Lo ammetto: da toscana recentemente trapiantata in Umbria, a Orvieto, mi sono trovata con un atteggiamento di malcelata sufficienza di fronte alla denominazione del territorio, l’Orvieto Classico. Considerando, poi, che il mondo del vino lo frequento assiduamente per passione e per lavoro, ho deciso di intraprendere un approccio che definirei empirico: ho iniziato a berlo, non così frequentemente ma in modo mirato.

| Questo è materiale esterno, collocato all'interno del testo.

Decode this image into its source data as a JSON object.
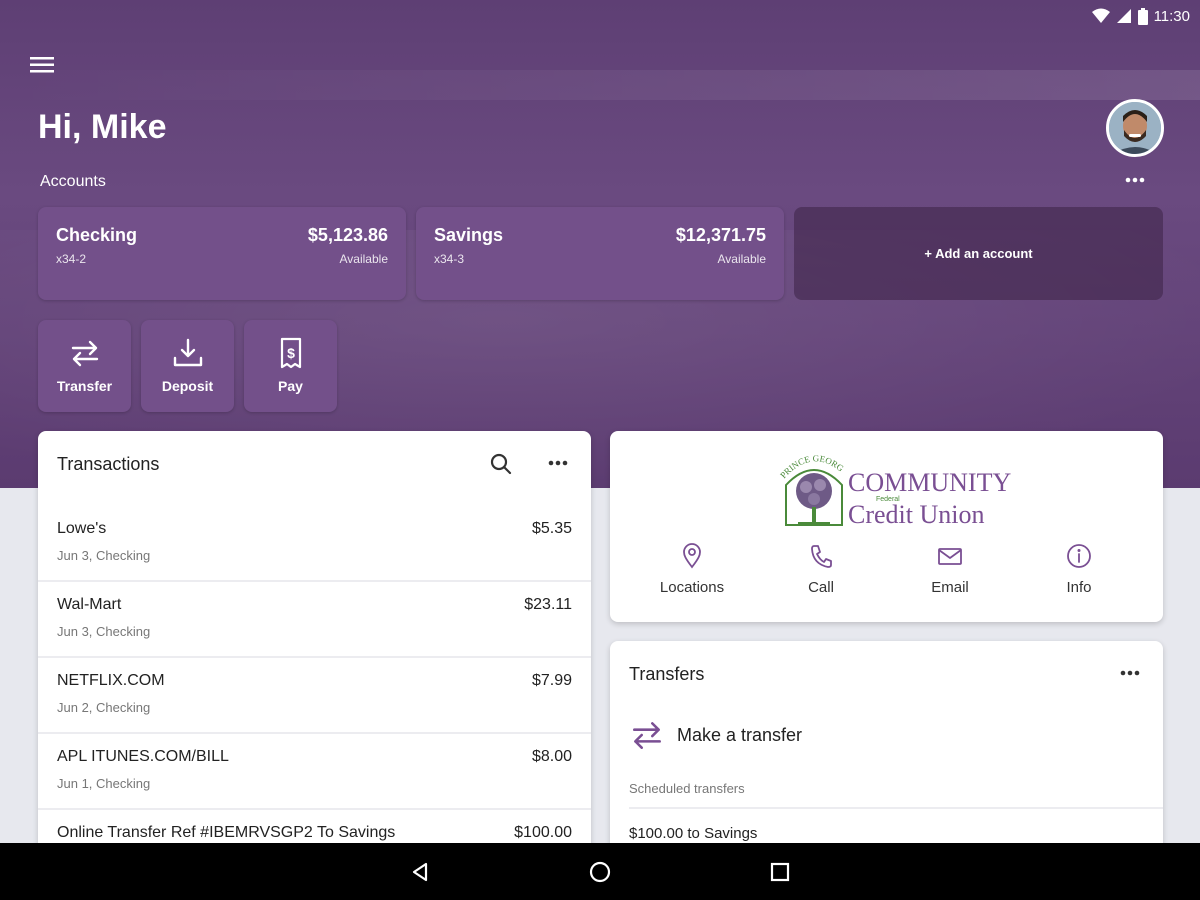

D’altronde, l’accettazione di non amare un vino del luogo dove abito, sarebbe stata assolutamente inaccettabile per fermarmi alla prima impressione.

Di fatto questo vino, che dovrebbe rappresentare il volto bianco dell’Umbria, in contrapposizione con quello rosso, nella zona di Montefalco, a oggi non è mai riuscito a svincolarsi da una reputazione non positiva, che lo associa a un vino beverino, semplice, acquistabile per pochi euro sugli scaffali del supermercato.

Le ragioni di questa situazione sono tante e complesse e, solo in estrema sintesi, possono essere riconducibili soprattutto a una presenza massiccia di cooperative vinicole sul territorio che, di fatto, dettano legge sul mercato per volumi e prezzi. Situazione questa che merita di essere evidenziata soprattutto perché il territorio orvietano ha una reale vocazione bianchista che, non solo ha radici storiche, ma che ha anche degli esempi qualitativi capitanati da pochi quanto validi alfieri. Uno di questi è Palazzone, azienda della famiglia Dubini, acquistata alla fine degli anni ’60 quando era solo un podere diroccato, che si trova sulle colline della Rocca Ripesena, a pochi chilometri da Orvieto.